In some respects that's the easy part.

Even in this day of YouTube and social media, "for a lot of goods it's still pretty much the same story" when it comes to launching a new product, said Eric Yorkston, associate professor of marketing at TCU's Neeley School of Business in Fort Worth. With a convenience-oriented product like VanaPain, that mostly means getting on retail shelves where shoppers can see it, Yorkston said.

Not social media? "We don't go to social media for everything," Yorkston said of consumers' shopping habits. "Most of the time, we're not really looking to interact a lot" with products that are mostly based on convenience, like a pain reliever, he said.

GM Pharmaceuticals managed a first marketing step in November, using distributors to get into at least 1,000 convenience stores, a number expected to grow to 2,000.

Which is not to say the company isn't giving the Internet its due as well.

Leah Mitchell, Odes Mitchell's daughter and a Texas Tech grad, oversees marketing efforts for VanaPain. The brand is on Facebook, Twitter and other popular websites, and its home page, vanapain.com, sports a new online commercial that is also posted to You Tube, she said.

Starting in March, 10,000 bottles of VanaPain will be sent to customers of Bulu Box -- a monthly subscription service like Birchbox that sends product samples to customers based on their interests.
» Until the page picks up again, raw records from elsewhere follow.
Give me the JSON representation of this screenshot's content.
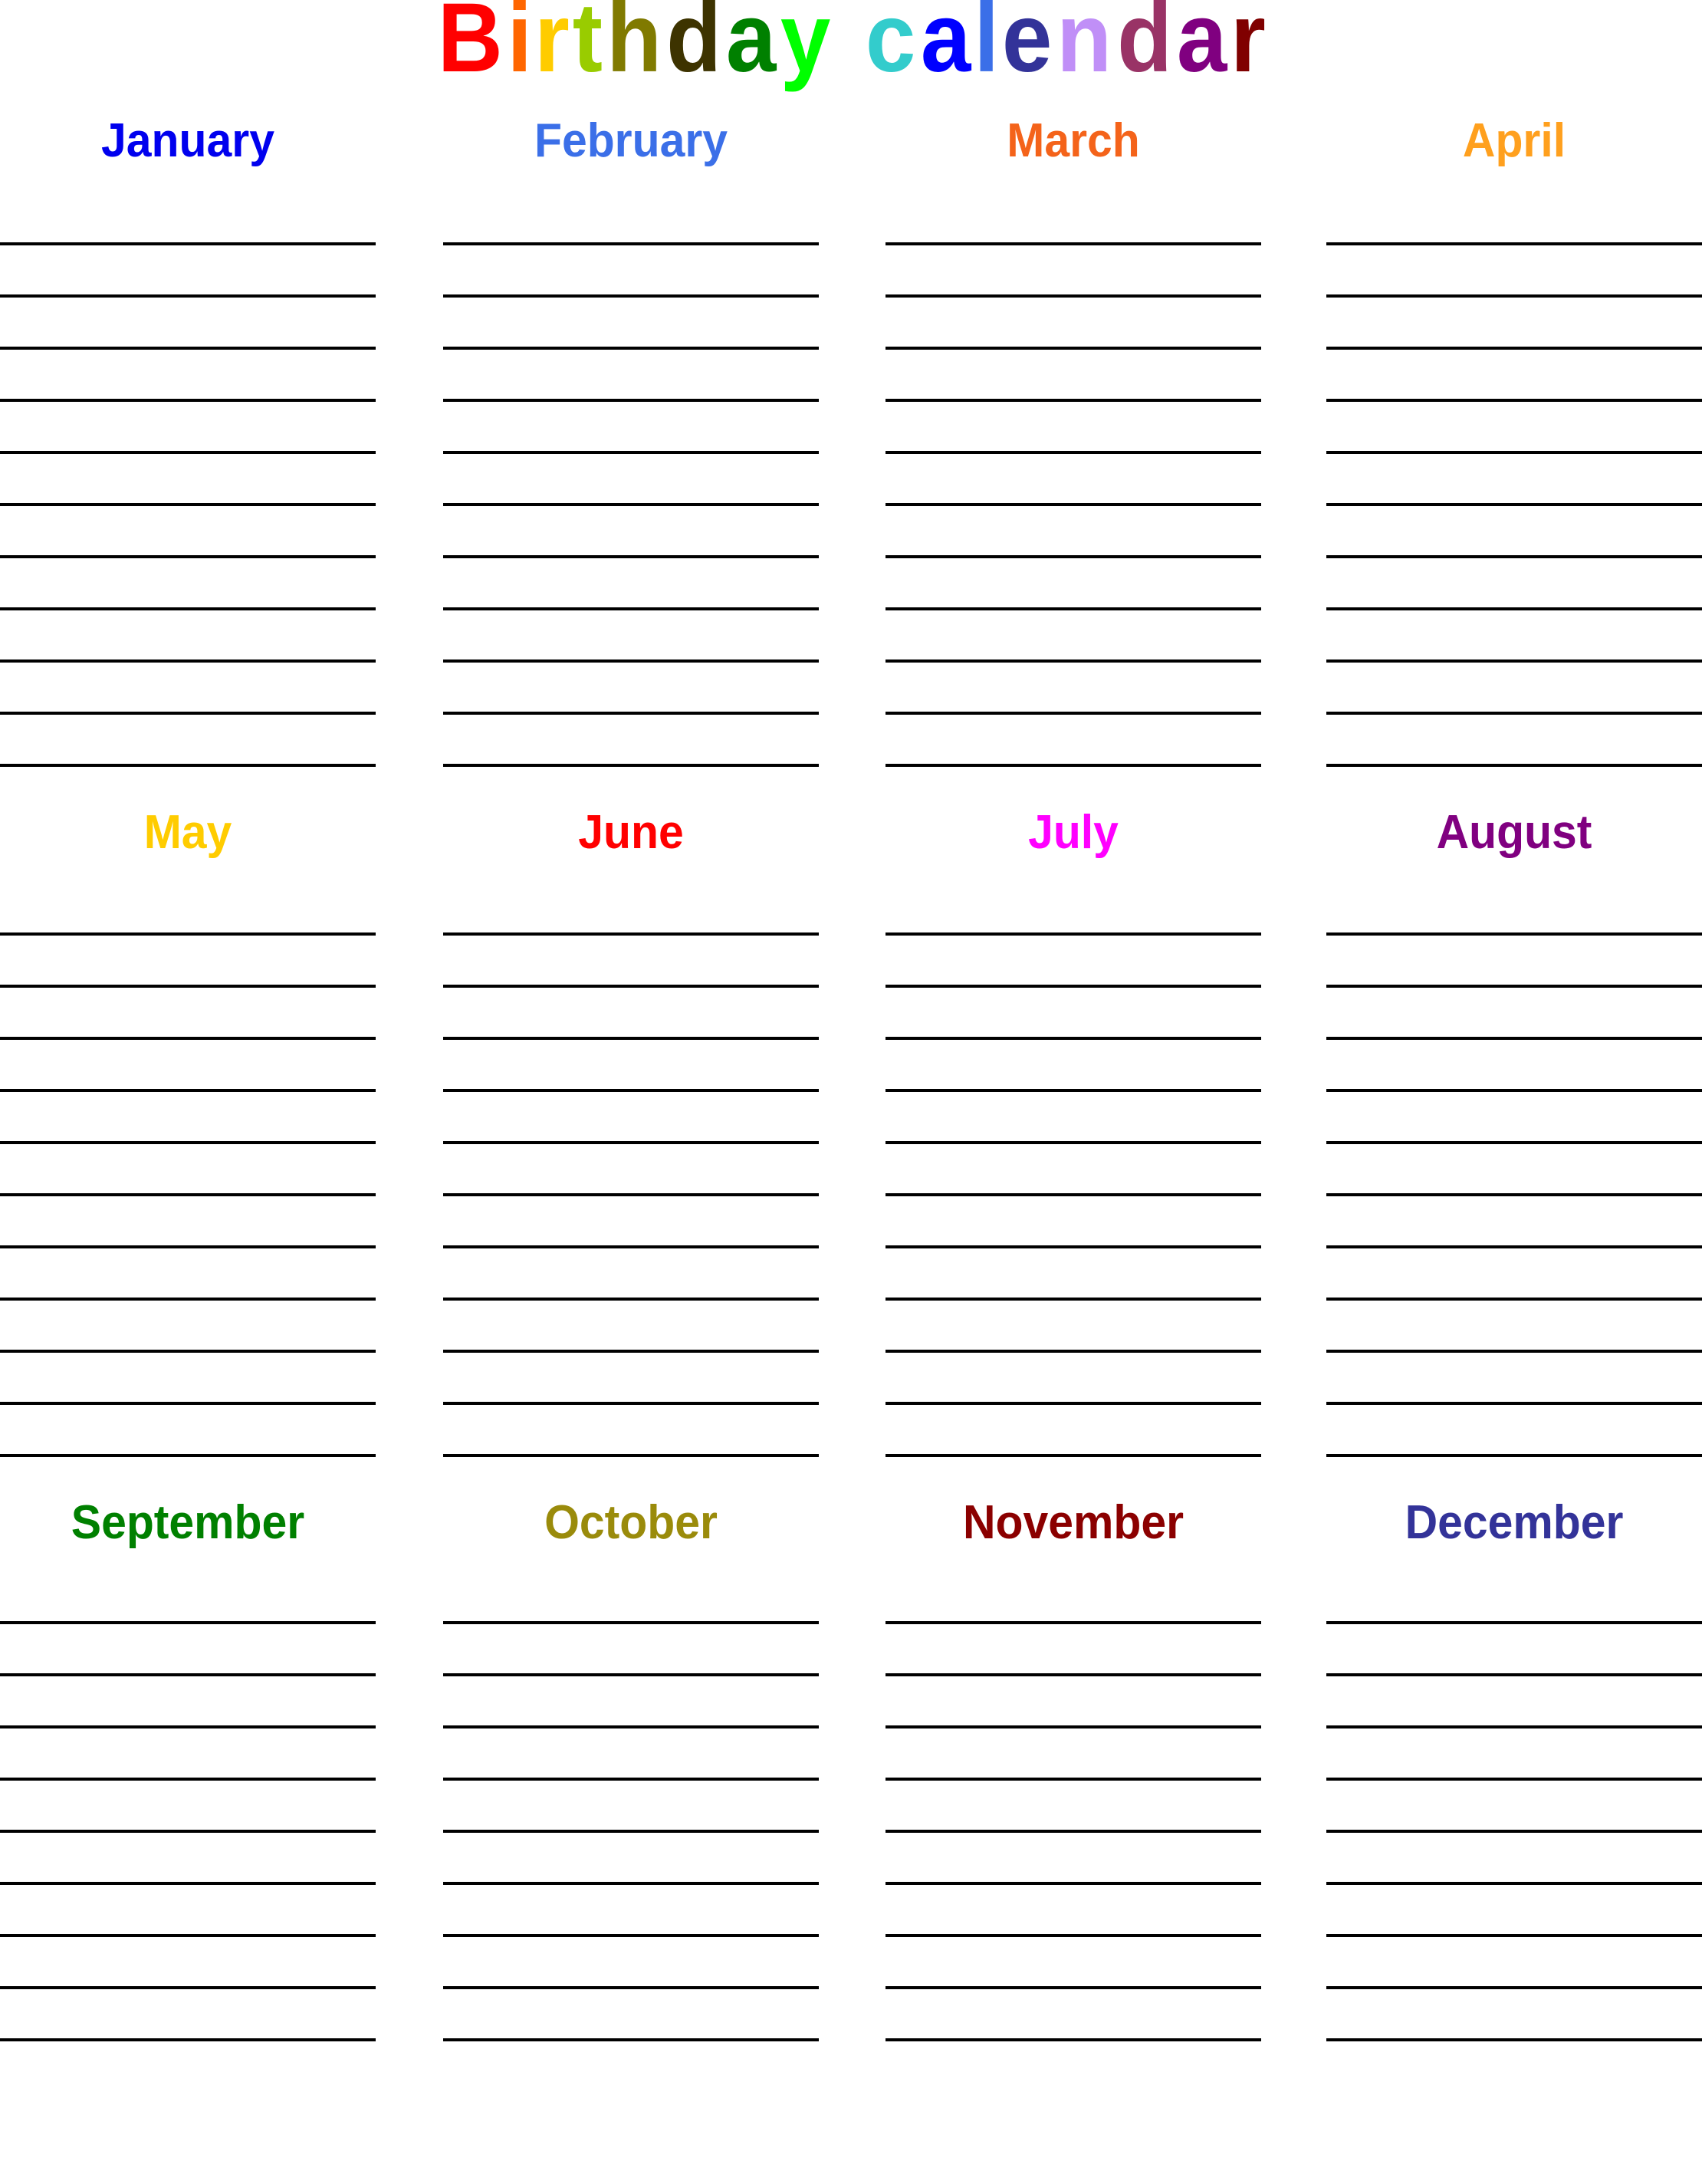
{
  "page": {
    "background_color": "#FFFFFF",
    "line_color": "#000000",
    "lines_per_month": 11
  },
  "title": {
    "text": "Birthday calendar",
    "letters": [
      {
        "char": "B",
        "color": "#FF0000"
      },
      {
        "char": "i",
        "color": "#FF6600"
      },
      {
        "char": "r",
        "color": "#FFCC00"
      },
      {
        "char": "t",
        "color": "#99CC00"
      },
      {
        "char": "h",
        "color": "#807A00"
      },
      {
        "char": "d",
        "color": "#3D3300"
      },
      {
        "char": "a",
        "color": "#008000"
      },
      {
        "char": "y",
        "color": "#00FF00"
      },
      {
        "char": " ",
        "color": "transparent"
      },
      {
        "char": "c",
        "color": "#33CCCC"
      },
      {
        "char": "a",
        "color": "#0000FF"
      },
      {
        "char": "l",
        "color": "#3B6FE8"
      },
      {
        "char": "e",
        "color": "#333399"
      },
      {
        "char": "n",
        "color": "#C08FF7"
      },
      {
        "char": "d",
        "color": "#993366"
      },
      {
        "char": "a",
        "color": "#800080"
      },
      {
        "char": "r",
        "color": "#800000"
      }
    ]
  },
  "months": [
    {
      "name": "January",
      "color": "#0000EE",
      "column": 1,
      "row": 1,
      "lines": 11
    },
    {
      "name": "February",
      "color": "#3B6FE8",
      "column": 2,
      "row": 1,
      "lines": 11
    },
    {
      "name": "March",
      "color": "#F4631A",
      "column": 3,
      "row": 1,
      "lines": 11
    },
    {
      "name": "April",
      "color": "#FFA01E",
      "column": 4,
      "row": 1,
      "lines": 11
    },
    {
      "name": "May",
      "color": "#FFCC00",
      "column": 1,
      "row": 2,
      "lines": 11
    },
    {
      "name": "June",
      "color": "#FF0000",
      "column": 2,
      "row": 2,
      "lines": 11
    },
    {
      "name": "July",
      "color": "#FF00FF",
      "column": 3,
      "row": 2,
      "lines": 11
    },
    {
      "name": "August",
      "color": "#800080",
      "column": 4,
      "row": 2,
      "lines": 11
    },
    {
      "name": "September",
      "color": "#008000",
      "column": 1,
      "row": 3,
      "lines": 9
    },
    {
      "name": "October",
      "color": "#9A8B0B",
      "column": 2,
      "row": 3,
      "lines": 9
    },
    {
      "name": "November",
      "color": "#8B0000",
      "column": 3,
      "row": 3,
      "lines": 9
    },
    {
      "name": "December",
      "color": "#333399",
      "column": 4,
      "row": 3,
      "lines": 9
    }
  ]
}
Those efforts should help GM Pharmaceuticals when it approaches the national drug chains at an industry meeting this month, Leah Mitchell said.
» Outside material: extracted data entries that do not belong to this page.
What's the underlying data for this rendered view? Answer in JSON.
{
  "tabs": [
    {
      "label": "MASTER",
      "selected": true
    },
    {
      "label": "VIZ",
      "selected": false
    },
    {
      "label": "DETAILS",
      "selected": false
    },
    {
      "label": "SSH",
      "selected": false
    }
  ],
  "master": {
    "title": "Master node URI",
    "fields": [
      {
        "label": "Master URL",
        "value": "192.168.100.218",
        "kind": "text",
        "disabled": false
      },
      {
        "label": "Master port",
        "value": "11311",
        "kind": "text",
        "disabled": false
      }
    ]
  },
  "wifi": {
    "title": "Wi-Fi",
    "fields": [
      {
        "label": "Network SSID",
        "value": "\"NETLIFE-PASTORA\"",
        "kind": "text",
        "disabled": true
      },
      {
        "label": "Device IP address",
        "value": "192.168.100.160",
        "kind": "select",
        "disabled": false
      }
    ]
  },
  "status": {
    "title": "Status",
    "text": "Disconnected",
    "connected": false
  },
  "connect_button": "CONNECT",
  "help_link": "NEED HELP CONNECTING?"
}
"They want to hear how we're addressing marketing," she said, so consumers will have a reason to pick up the product.

"They need the most distribution they can get," Yorkston said of the company's efforts. "It's really difficult to get that space. If the customer's not asking for you, it's hard to convince the stores to carry you," he said.

Odes Mitchell said that "after a year, we need to be at about 125,000 bottles a month," which will take continued marketing efforts. He hopes VanaPain is just the first in a string of new over-the-counter products over the next decade for GM Pharmaceuticals, which he said has about $5 million in sales from its nine prescription products, with three more on the way this year.

"Prescription medicine has been very good to us," he said. But in his view the scale that comes with a successful consumer product could put the company at another level.